The Nuffield report perpetuates a distrustful attitude. Anonymous UK donors – those who gave their eggs before the 2005 repeal of full anonymity – should be encouraged, it says, to register voluntarily for access from their offspring. Really? Many of those donors might have donated because of the anonymity given to them. Leave them alone.
It suggests that egg donors should be educated and counselled more. You should even bring your partner along before you sign – just to make sure. (Subtext: you better know what you’re getting yourself into.) Placing fear into the minds of would-be donors is a poor tactic. We’ll never know how many are put off from donating by ethical high-handedness. Alternative parenting is now mainstream. This lecturing and demotivation needs to change.

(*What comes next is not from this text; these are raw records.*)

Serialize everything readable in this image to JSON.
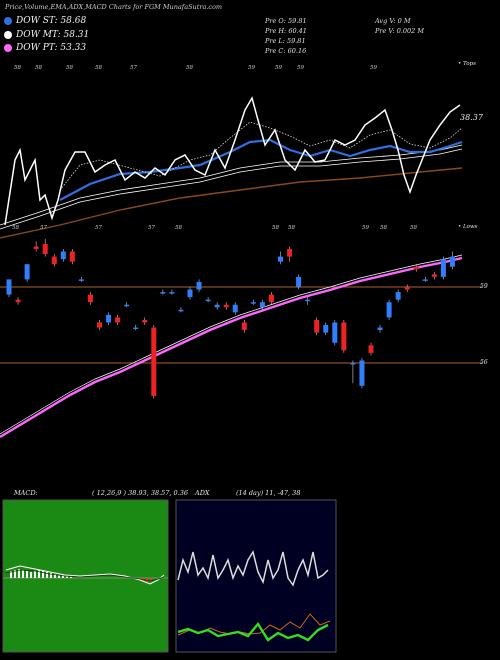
{
  "header": {
    "title": "Price,Volume,EMA,ADX,MACD Charts for FGM MunafaSutra.com",
    "legend": [
      {
        "label": "DOW ST: 58.68",
        "color": "#2f6fe0"
      },
      {
        "label": "DOW MT: 58.31",
        "color": "#ffffff"
      },
      {
        "label": "DOW PT: 53.33",
        "color": "#ff66ff"
      }
    ],
    "ohlc": {
      "open": "Pre  O: 59.81",
      "high": "Pre  H: 60.41",
      "low": "Pre  L: 59.81",
      "close": "Pre  C: 60.16"
    },
    "volume": {
      "avg": "Avg V: 0  M",
      "prev": "Pre  V: 0.002  M"
    }
  },
  "upper_chart": {
    "tops_label": "• Tops",
    "lows_label": "• Lows",
    "last_value_label": "38.37",
    "top_markers": [
      "58",
      "58",
      "58",
      "58",
      "57",
      "58",
      "59",
      "59",
      "59",
      "59"
    ],
    "low_markers": [
      "58",
      "57",
      "57",
      "57",
      "58",
      "58",
      "58",
      "59",
      "58",
      "58"
    ]
  },
  "price_chart": {
    "level_labels": [
      "59",
      "56"
    ]
  },
  "macd_panel": {
    "label": "MACD:",
    "values": "( 12,26,9 ) 38.93, 38.57, 0.36"
  },
  "adx_panel": {
    "label": "ADX",
    "values": "(14 day) 11, -47, 38"
  },
  "chart_data": {
    "type": "candlestick",
    "ohlc": [
      [
        58.7,
        59.3,
        58.6,
        59.0
      ],
      [
        58.5,
        58.4,
        58.6,
        58.3
      ],
      [
        59.3,
        59.9,
        59.2,
        59.8
      ],
      [
        60.6,
        60.5,
        60.8,
        60.4
      ],
      [
        60.7,
        60.3,
        60.9,
        60.2
      ],
      [
        60.2,
        59.9,
        60.3,
        59.8
      ],
      [
        60.1,
        60.4,
        60.0,
        60.5
      ],
      [
        60.4,
        60.0,
        60.5,
        59.9
      ],
      [
        59.3,
        59.3,
        59.4,
        59.2
      ],
      [
        58.7,
        58.4,
        58.8,
        58.3
      ],
      [
        57.6,
        57.4,
        57.7,
        57.3
      ],
      [
        57.6,
        57.9,
        57.5,
        58.0
      ],
      [
        57.8,
        57.6,
        57.9,
        57.5
      ],
      [
        58.3,
        58.3,
        58.4,
        58.2
      ],
      [
        57.4,
        57.4,
        57.5,
        57.3
      ],
      [
        57.7,
        57.6,
        57.8,
        57.5
      ],
      [
        57.4,
        54.7,
        57.5,
        54.6
      ],
      [
        58.8,
        58.8,
        58.9,
        58.7
      ],
      [
        58.8,
        58.8,
        58.9,
        58.7
      ],
      [
        58.1,
        58.1,
        58.2,
        58.0
      ],
      [
        58.6,
        58.9,
        58.5,
        59.0
      ],
      [
        58.9,
        59.2,
        58.8,
        59.3
      ],
      [
        58.5,
        58.5,
        58.6,
        58.4
      ],
      [
        58.2,
        58.3,
        58.1,
        58.4
      ],
      [
        58.3,
        58.2,
        58.4,
        58.1
      ],
      [
        58.0,
        58.3,
        57.9,
        58.4
      ],
      [
        57.6,
        57.3,
        57.7,
        57.2
      ],
      [
        58.4,
        58.4,
        58.5,
        58.3
      ],
      [
        58.2,
        58.4,
        58.1,
        58.5
      ],
      [
        58.7,
        58.4,
        58.8,
        58.3
      ],
      [
        60.0,
        60.2,
        59.9,
        60.4
      ],
      [
        60.5,
        60.2,
        60.6,
        60.0
      ],
      [
        59.0,
        59.4,
        58.9,
        59.5
      ],
      [
        58.5,
        58.5,
        58.6,
        58.3
      ],
      [
        57.7,
        57.2,
        57.8,
        57.1
      ],
      [
        57.2,
        57.5,
        57.1,
        57.6
      ],
      [
        56.8,
        57.6,
        56.7,
        57.7
      ],
      [
        57.6,
        56.5,
        57.7,
        56.4
      ],
      [
        56.0,
        56.0,
        56.1,
        55.2
      ],
      [
        55.1,
        56.1,
        55.0,
        56.2
      ],
      [
        56.7,
        56.4,
        56.8,
        56.3
      ],
      [
        57.3,
        57.4,
        57.2,
        57.5
      ],
      [
        57.8,
        58.4,
        57.7,
        58.5
      ],
      [
        58.5,
        58.8,
        58.4,
        58.9
      ],
      [
        59.0,
        58.9,
        59.1,
        58.8
      ],
      [
        59.8,
        59.7,
        59.9,
        59.6
      ],
      [
        59.3,
        59.3,
        59.4,
        59.2
      ],
      [
        59.5,
        59.4,
        59.6,
        59.3
      ],
      [
        59.4,
        60.1,
        59.3,
        60.2
      ],
      [
        59.8,
        60.2,
        59.7,
        60.4
      ]
    ],
    "level_values": [
      59,
      56
    ]
  }
}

The HFEA, and the ungenerous ethical culture around egg donation in the UK, is failing donors and recipients. Through an amendment in the law, we could bring in a system that puts only the parties involved in IVF with donor eggs – the donor, the recipient and the child – in control. If a donor wants anonymity, she should have it. If the recipient mother, or the child, wants access, they should have it if the donor agrees.
State control of egg donors impedes the advancement of donor conception. Decisions belong, in our view, to those who take part, not parliaments. Soon it may be possible for donors and recipients to trace each other online. The so-called transparency culture, where UK egg donors must agree to contact (from aged 18) in the name of ‘responsible parenting’ seems old-fashioned. The rules around donor conception need liberalising.